Pour l’instant, les Google Glass n’ont pas encore été mises en vente et n’ont été distribuées qu’à 2000 premiers testeurs travaillant dans différents domaines de l’industrie. Elles ne seront disponibles pour le grand public qu’en 2014.
Outre les géants des technologies, une autre industrie s’est emparée du phénomène: le sport et la santé. Si Nike a été l’une des premières entreprises à équiper ses chaussures de sport de puces électroniques reliées à un ordinateur, on compte aujourd’hui de plus en plus de start-up qui se positionnent sur le créneau avec succès, comme l’américaine Fitbit, l’autrichienne Runtastic ou encore la française Withings.
«Prolongements naturels des smartphones»
Présentes à l’IFA, ces sociétés proposent des bracelets ou des galets connectés à porter sur soi en permanence ou durant un exercice physique pour calculer le nombre de pas effectués, les pulsations cardiaques ou encore la qualité du sommeil.
Encore plus étonnant, plusieurs entreprises, comme la canadienne OMsignal, développent des t-shirts et même des gilets intelligents capables d’envoyer des informations sur nos battements de cœur ou encore notre respiration.
Selon Benoît Raimbault, directeur marketing France chez Fitbit, tout cela a été en grande partie rendu possible par l’explosion du marché du mobile intelligent: «Ces applications sont le prolongement naturel des smartphones, explique-t-il. Avec leur développement, on a pu créer de véritables écosystèmes, proposer des applications pour analyser les informations et accompagner les usages.»
Cette analyse est partagée par Sarah Rotman Epps, de Forrester: «Les smartphones ont considérablement facilité les choses. Dans le passé, si vous vouliez créer une application de la sorte, il fallait la synchroniser avec un ordinateur, créer un logiciel spécial, alors qu’aujourd’hui il suffit d’une connexion bluetooth pour se lancer.»
Sans compter qu’avec le développement des téléphones intelligents, les MEMS – ces semi-conducteurs qui permettent de capter notamment les données comme l’altitude, la météo, l’accélération et plus encore – ont vu leurs prix chuter de moitié.

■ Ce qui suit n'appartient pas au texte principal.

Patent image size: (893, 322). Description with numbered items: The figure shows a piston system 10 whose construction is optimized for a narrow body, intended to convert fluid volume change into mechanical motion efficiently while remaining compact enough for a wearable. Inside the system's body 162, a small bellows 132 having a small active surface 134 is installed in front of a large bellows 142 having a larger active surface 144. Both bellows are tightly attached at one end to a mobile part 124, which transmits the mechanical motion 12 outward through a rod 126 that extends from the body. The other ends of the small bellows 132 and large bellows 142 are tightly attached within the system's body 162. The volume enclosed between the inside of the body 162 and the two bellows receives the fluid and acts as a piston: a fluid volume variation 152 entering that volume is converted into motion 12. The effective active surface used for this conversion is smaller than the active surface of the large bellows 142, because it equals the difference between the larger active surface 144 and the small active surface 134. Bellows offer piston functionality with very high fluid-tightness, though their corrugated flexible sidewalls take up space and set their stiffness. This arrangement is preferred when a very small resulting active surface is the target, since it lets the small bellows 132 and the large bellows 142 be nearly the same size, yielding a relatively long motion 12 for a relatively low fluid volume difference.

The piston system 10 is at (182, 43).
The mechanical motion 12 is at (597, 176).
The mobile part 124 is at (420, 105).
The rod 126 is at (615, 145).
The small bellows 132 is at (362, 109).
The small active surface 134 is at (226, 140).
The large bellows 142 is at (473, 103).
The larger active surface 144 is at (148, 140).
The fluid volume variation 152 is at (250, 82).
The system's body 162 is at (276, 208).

Problème de confidentialité et de vie privée
«On en fabrique plus, ce qui baisse mécaniquement les prix grâce aux économies d’échelle, précise Thierry Tingaud, directeur France de STMicroelectronics, premier producteur mondial de MEMS. Nous sommes entrés dans les «wearable technologies» il y a deux ans, Fitbit et Runtastic sont équipés par nous.»
Mais difficile de dire pour le moment qui seront les grands gagnants de cette révolution. Pour Sarah Rotman Epps, il n’est pas évident que ce soit les grands noms des technologies. «Les «wearable» pourraient se développer de manière très large, on pourrait avoir ainsi des bijoux connectés et les marques de luxe comme Prada ou encore L’Oréal pourraient se tailler une belle part du gâteau», estime l’analyste.
Certains commentateurs ont d’ailleurs vu l’arrivée, en juin, chez Apple de l’ex-patron d’Yves Saint Laurent, Paul Deneve, comme un signe que la firme à la pomme travaillait intensément au design de sa future montre.
«Les géants comme Apple et Samsung vont évidemment changer la donne et ont le potentiel pour vendre des millions d’objets de ce type, prédit Sarah Rotman Epps. Par contre, les grands du PC comme Dell ou HP sont déjà très en retard, et ceux-là ne pourront peut-être jamais se rattraper.»
Reste à régler les problèmes de confidentialité et de vie privée, peut-être l’un des plus grands freins potentiels au développement des «wearable technologies». Mais c’est déjà un autre sujet…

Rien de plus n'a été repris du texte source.